Along with featuring each resident playwright's work at our Fire! stage reading series, Freedom Train offers a play development workshop for our writers to get feedback on their latest pages. In 2007, Freedom Train brought on two professional playwrights to facilitate the workshop series: Zina Camblin and Djola Branner. They come to the Train with a great deal of experience and a whole lot of heart for Black playwriting spaces.


Zina Camblin (Play Development Workshop Facilitator) recently completed a residency at The Juilliard School under Marsha Norman and Christopher Durang, as a part of the Juilliard Playwriting Fellowship. While at Juilliard, she has received the Lecomte du Nouy Prize for playwriting. Her play, And Her Hair Went With Her, was selected as part of Lincoln Centers Directors Lab play reading series and enjoyed a successful reading as a part of the Lab. In addition, And Her Hair Went With Her enjoyed successful readings at The Culture Project, the Tribeca Theater Festival, and most recently as part of New Jersey Repertory Theater's Script in Hand Series. The play will have it's regional premier at the Phoenix Theater in Indianapolis in April 07' Past productions and workshops of her other work include: Memoirs to Live/ Brooklyn Arts Exchange, Bedroom Stories/ Jon Sims Center for the Performing Arts, in San Francisco, and Life's a Drag/ UC San Diego. As a consultant for NYU's Creative Arts Team, she helped to create several interactive theatre scripts for young audiences. As an assistant writer, she contributed to The Jonestown Project, a commission by Berkeley Repertory Theater. Zina is a native of Cincinnati and received her MFA in Acting from UC San Diego where she was also a recipient of a San Diego Playbill Award. As an African American playwright she is committed to creating unique and strongvoices for women of color.

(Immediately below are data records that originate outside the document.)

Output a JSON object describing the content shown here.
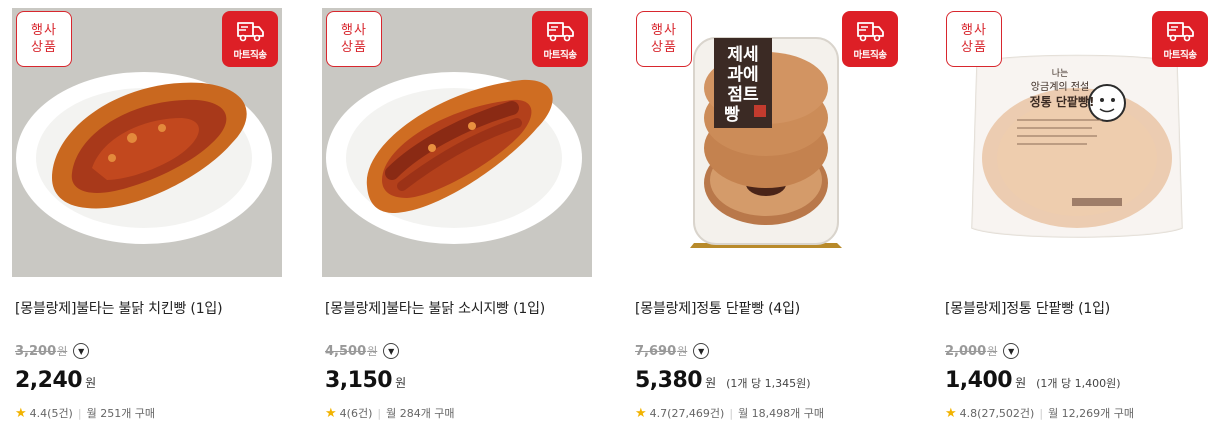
{
  "products": [
    {
      "title": "[몽블랑제]불타는 불닭 치킨빵 (1입)",
      "badge_event": [
        "행사",
        "상품"
      ],
      "badge_mart": "마트직송",
      "original_price": "3,200",
      "original_unit": "원",
      "price": "2,240",
      "price_unit": "원",
      "unit_price": "",
      "rating": "4.4(5건)",
      "monthly": "월 251개 구매"
    },
    {
      "title": "[몽블랑제]불타는 불닭 소시지빵 (1입)",
      "badge_event": [
        "행사",
        "상품"
      ],
      "badge_mart": "마트직송",
      "original_price": "4,500",
      "original_unit": "원",
      "price": "3,150",
      "price_unit": "원",
      "unit_price": "",
      "rating": "4(6건)",
      "monthly": "월 284개 구매"
    },
    {
      "title": "[몽블랑제]정통 단팥빵 (4입)",
      "badge_event": [
        "행사",
        "상품"
      ],
      "badge_mart": "마트직송",
      "original_price": "7,690",
      "original_unit": "원",
      "price": "5,380",
      "price_unit": "원",
      "unit_price": "(1개 당 1,345원)",
      "rating": "4.7(27,469건)",
      "monthly": "월 18,498개 구매",
      "package_text": [
        "제세",
        "과에",
        "점트",
        "빵"
      ]
    },
    {
      "title": "[몽블랑제]정통 단팥빵 (1입)",
      "badge_event": [
        "행사",
        "상품"
      ],
      "badge_mart": "마트직송",
      "original_price": "2,000",
      "original_unit": "원",
      "price": "1,400",
      "price_unit": "원",
      "unit_price": "(1개 당 1,400원)",
      "rating": "4.8(27,502건)",
      "monthly": "월 12,269개 구매",
      "package_text": [
        "나는",
        "앙금계의 전설",
        "정통 단팥빵!"
      ]
    }
  ],
  "colors": {
    "accent": "#dd1f26",
    "star": "#f2b300"
  },
  "icons": {
    "delivery": "truck-icon",
    "info": "chevron-down-icon",
    "rating": "star-icon"
  }
}
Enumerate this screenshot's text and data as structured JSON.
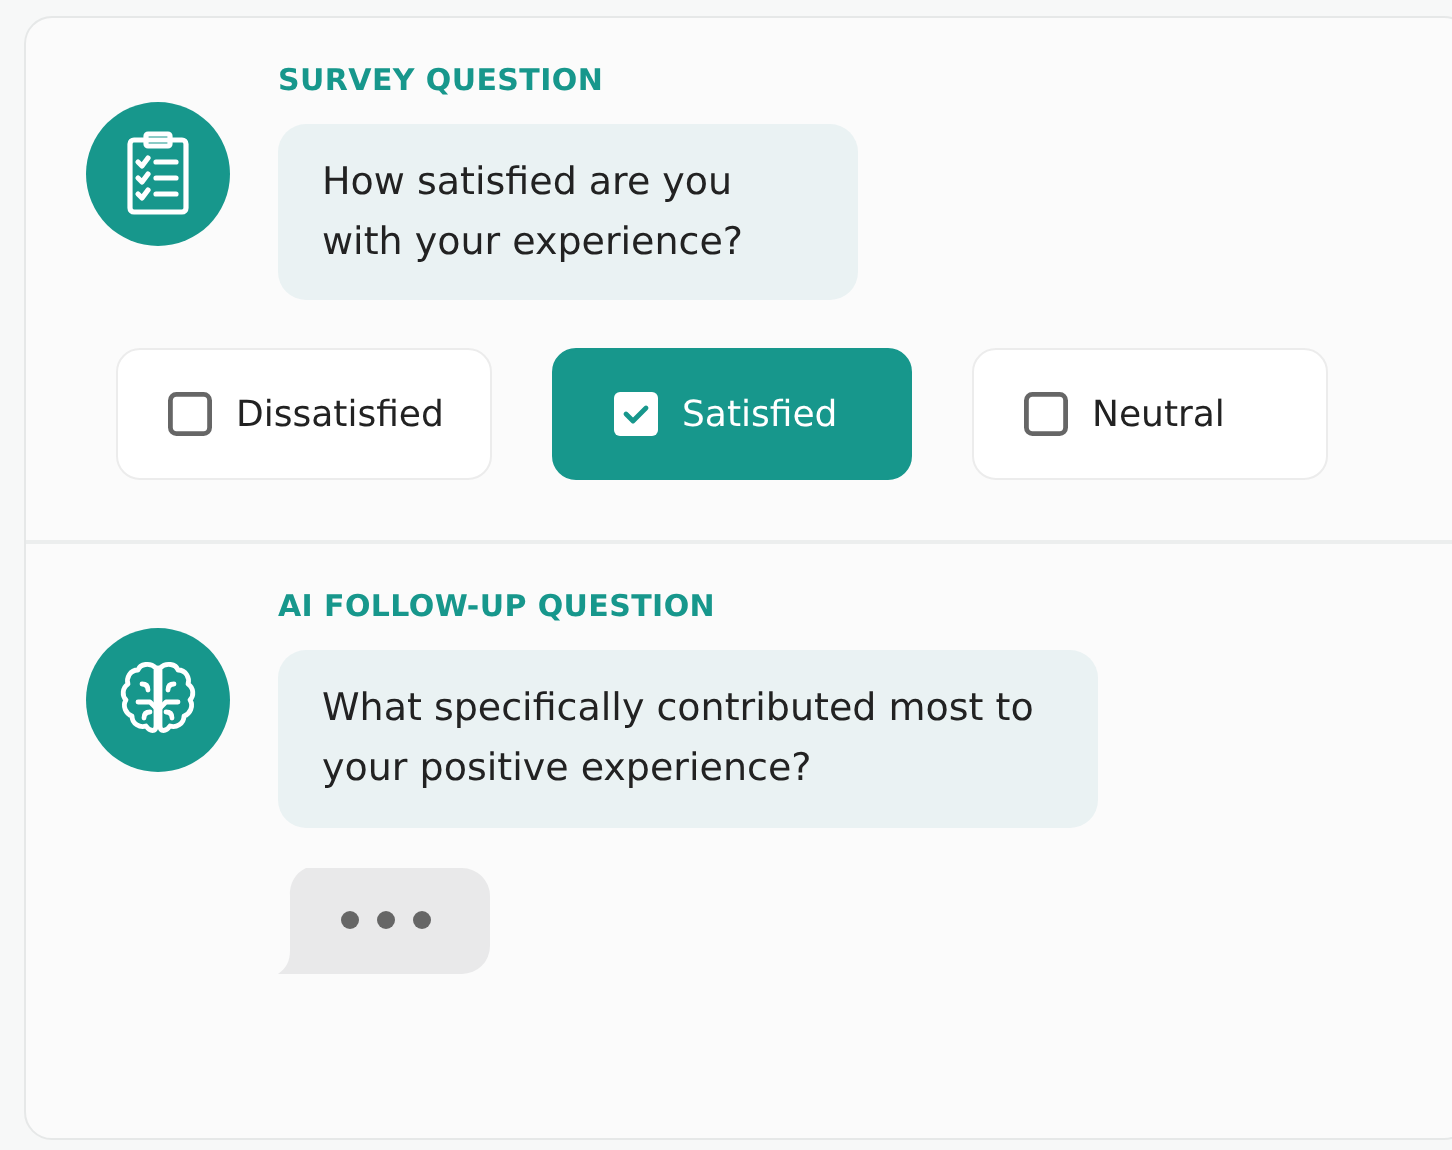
{
  "sections": [
    {
      "kind": "survey",
      "label": "SURVEY QUESTION",
      "question": "How satisfied are you with your experience?",
      "options": [
        {
          "label": "Dissatisfied",
          "selected": false
        },
        {
          "label": "Satisfied",
          "selected": true
        },
        {
          "label": "Neutral",
          "selected": false
        }
      ]
    },
    {
      "kind": "followup",
      "label": "AI FOLLOW-UP QUESTION",
      "question": "What specifically contributed most to your positive experience?",
      "typing": true
    }
  ]
}
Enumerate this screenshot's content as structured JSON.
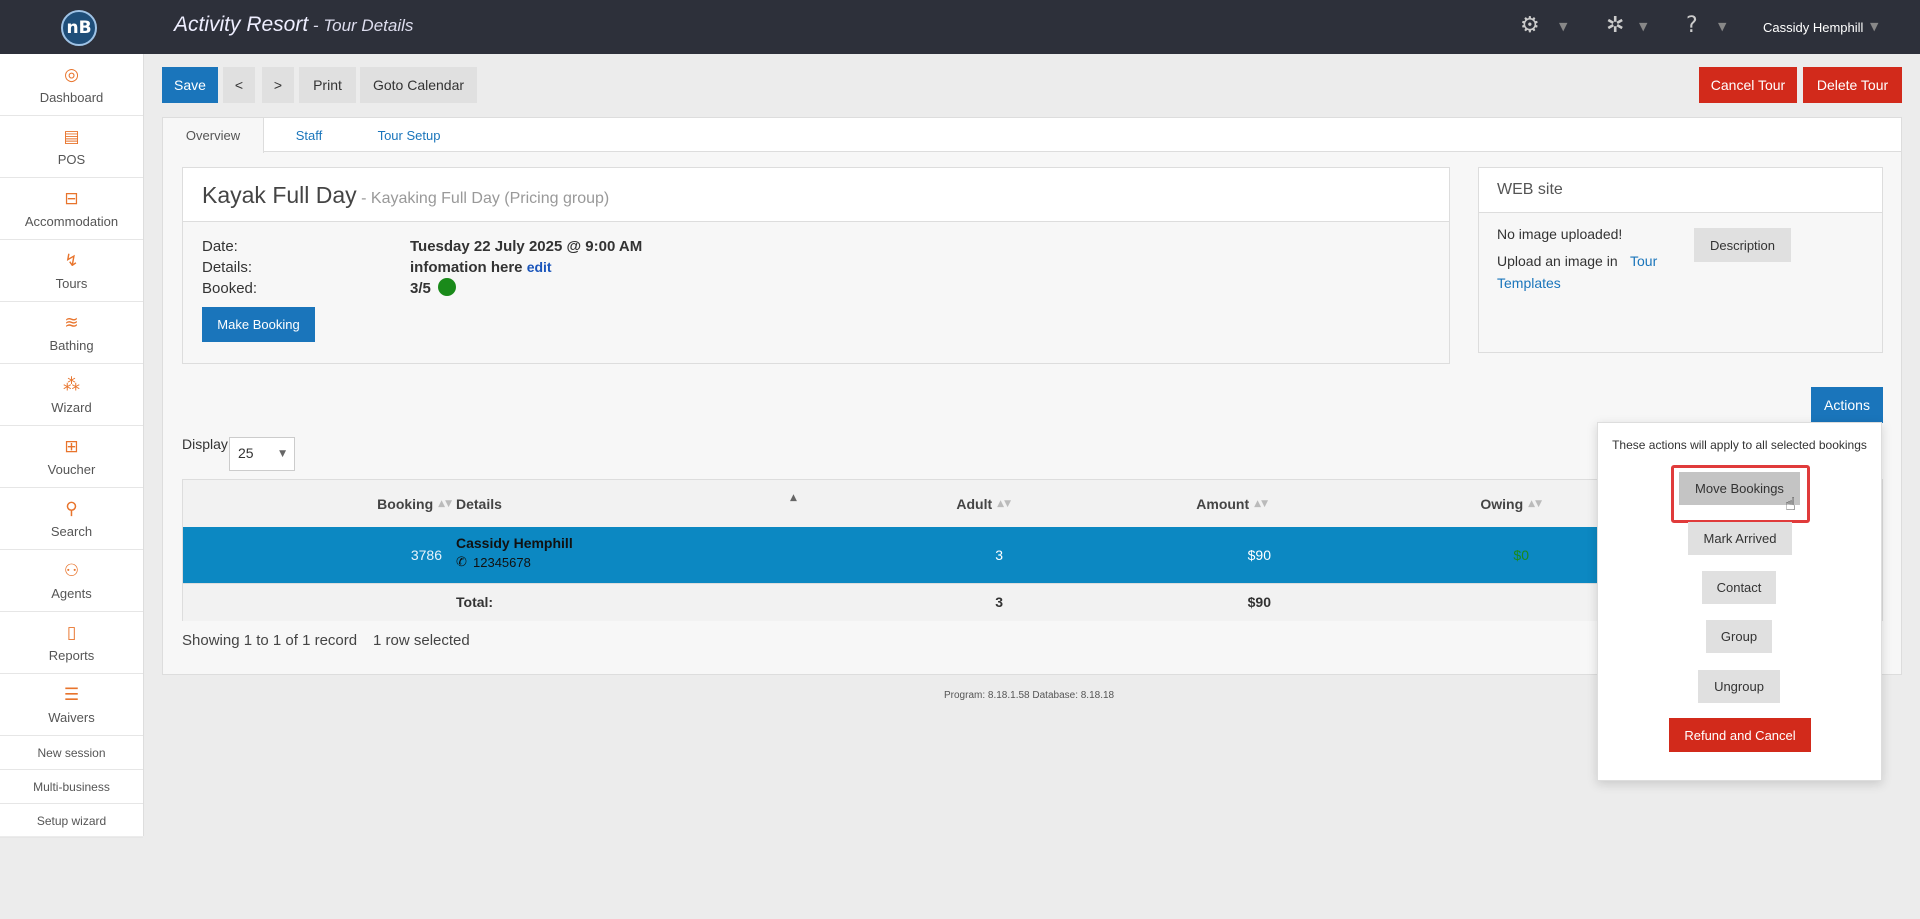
{
  "app": {
    "logo_text": "nB",
    "title": "Activity Resort",
    "separator": " - ",
    "subtitle": "Tour Details",
    "user": "Cassidy Hemphill"
  },
  "sidebar": {
    "items": [
      {
        "label": "Dashboard",
        "icon": "◎"
      },
      {
        "label": "POS",
        "icon": "▤"
      },
      {
        "label": "Accommodation",
        "icon": "⊟"
      },
      {
        "label": "Tours",
        "icon": "↯"
      },
      {
        "label": "Bathing",
        "icon": "≋"
      },
      {
        "label": "Wizard",
        "icon": "⁂"
      },
      {
        "label": "Voucher",
        "icon": "⊞"
      },
      {
        "label": "Search",
        "icon": "⚲"
      },
      {
        "label": "Agents",
        "icon": "⚇"
      },
      {
        "label": "Reports",
        "icon": "▯"
      },
      {
        "label": "Waivers",
        "icon": "☰"
      }
    ],
    "links": [
      "New session",
      "Multi-business",
      "Setup wizard"
    ]
  },
  "toolbar": {
    "save": "Save",
    "prev": "<",
    "next": ">",
    "print": "Print",
    "goto_calendar": "Goto Calendar",
    "cancel_tour": "Cancel Tour",
    "delete_tour": "Delete Tour"
  },
  "tabs": [
    "Overview",
    "Staff",
    "Tour Setup"
  ],
  "tour": {
    "name": "Kayak Full Day",
    "group": " - Kayaking Full Day (Pricing group)",
    "date_label": "Date:",
    "date_value": "Tuesday 22 July 2025 @ 9:00 AM",
    "details_label": "Details:",
    "details_value": "infomation here",
    "details_edit": "edit",
    "booked_label": "Booked:",
    "booked_value": "3/5",
    "make_booking": "Make Booking",
    "status_color": "#1a8a1a"
  },
  "web": {
    "title": "WEB site",
    "no_image": "No image uploaded!",
    "upload_text": "Upload an image in",
    "upload_link_1": "Tour",
    "upload_link_2": "Templates",
    "description_button": "Description"
  },
  "actions": {
    "button": "Actions",
    "title": "These actions will apply to all selected bookings",
    "move": "Move Bookings",
    "arrived": "Mark Arrived",
    "contact": "Contact",
    "group": "Group",
    "ungroup": "Ungroup",
    "refund": "Refund and Cancel"
  },
  "table": {
    "display_label": "Display",
    "display_value": "25",
    "headers": {
      "booking": "Booking",
      "details": "Details",
      "adult": "Adult",
      "amount": "Amount",
      "owing": "Owing"
    },
    "row": {
      "booking": "3786",
      "name": "Cassidy Hemphill",
      "phone": "12345678",
      "adult": "3",
      "amount": "$90",
      "owing": "$0"
    },
    "total_label": "Total:",
    "total_adult": "3",
    "total_amount": "$90",
    "showing": "Showing 1 to 1 of 1 record",
    "selected": "1 row selected"
  },
  "footer": {
    "version": "Program: 8.18.1.58 Database: 8.18.18"
  }
}
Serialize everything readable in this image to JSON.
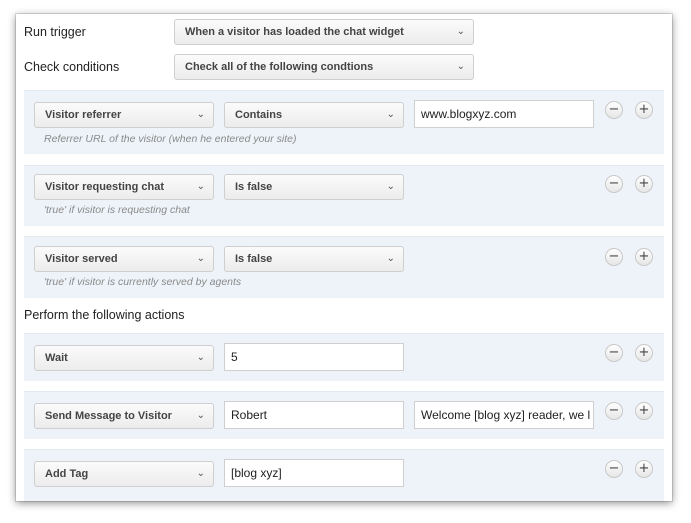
{
  "trigger": {
    "label": "Run trigger",
    "value": "When a visitor has loaded the chat widget"
  },
  "conditions_mode": {
    "label": "Check conditions",
    "value": "Check all of the following condtions"
  },
  "conditions": [
    {
      "field": "Visitor referrer",
      "operator": "Contains",
      "value": "www.blogxyz.com",
      "hint": "Referrer URL of the visitor (when he entered your site)"
    },
    {
      "field": "Visitor requesting chat",
      "operator": "Is false",
      "hint": "'true' if visitor is requesting chat"
    },
    {
      "field": "Visitor served",
      "operator": "Is false",
      "hint": "'true' if visitor is currently served by agents"
    }
  ],
  "actions_label": "Perform the following actions",
  "actions": [
    {
      "type": "Wait",
      "value": "5"
    },
    {
      "type": "Send Message to Visitor",
      "value": "Robert",
      "message": "Welcome [blog xyz] reader, we l"
    },
    {
      "type": "Add Tag",
      "value": "[blog xyz]"
    }
  ],
  "icons": {
    "remove": "minus-icon",
    "add": "plus-icon",
    "dropdown": "chevron-down-icon"
  }
}
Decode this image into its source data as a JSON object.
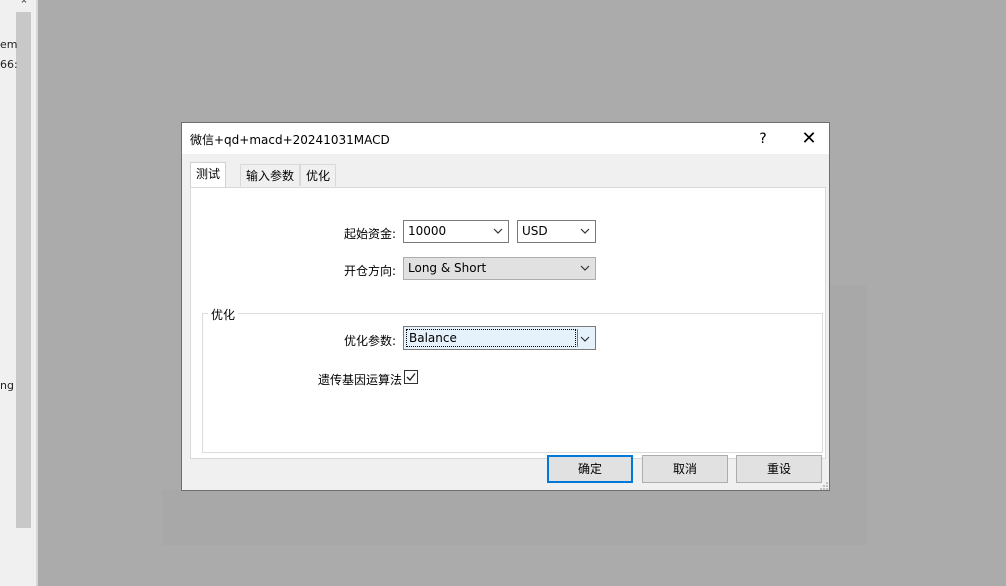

Djola Branner (Play Development Workshop Facilitator) is an interdisciplinary theater artist who combines movement, sound and light to create compelling portraits of American life for the stage. Cofounder of the critically acclaimed Pomo Afro Homos, he toured nationally and internationally with their shows Fierce Love: Stories from Black Gay Life and Dark Fruit. His one-act plays include Cover (Sam French Festival), The House that Crack Built (New School for Drama), Oranges & Honey (New School for Drama), and Sweet Sadie (Dixon Place), Out (North Theater), Josie's Cabaret and Patrick's Cabaret, his full-lengths: Mighty Real A Tribute to Sylvester (Queer Arts Festival), National Black Theater Festival, Boston Center for the Arts, Intermedia Arts, Queen Nanny, Queen Nanny In the Heart of the Beast (Puppet Theater), and Where I'm At (Southern Theater). He has received numerous grants and awards for his work including the prestigious Bush Fellowship for Performance Art, and contributed to several journals and anthologies including Voices Rising: Celebrating 20 Years of Black Lesbian, Gay, Bisexual and Transgender Writing, Colored Contradictions and Staging Gay Lives. A graduate of The New School for Drama where he earned an MFA in playwriting, Djola teaches playwriting and performance throughout the United States.

UPDATE: As of Summer 2007, Djola has joined Hampshire College's Theatre faculty. The train wishes him the best!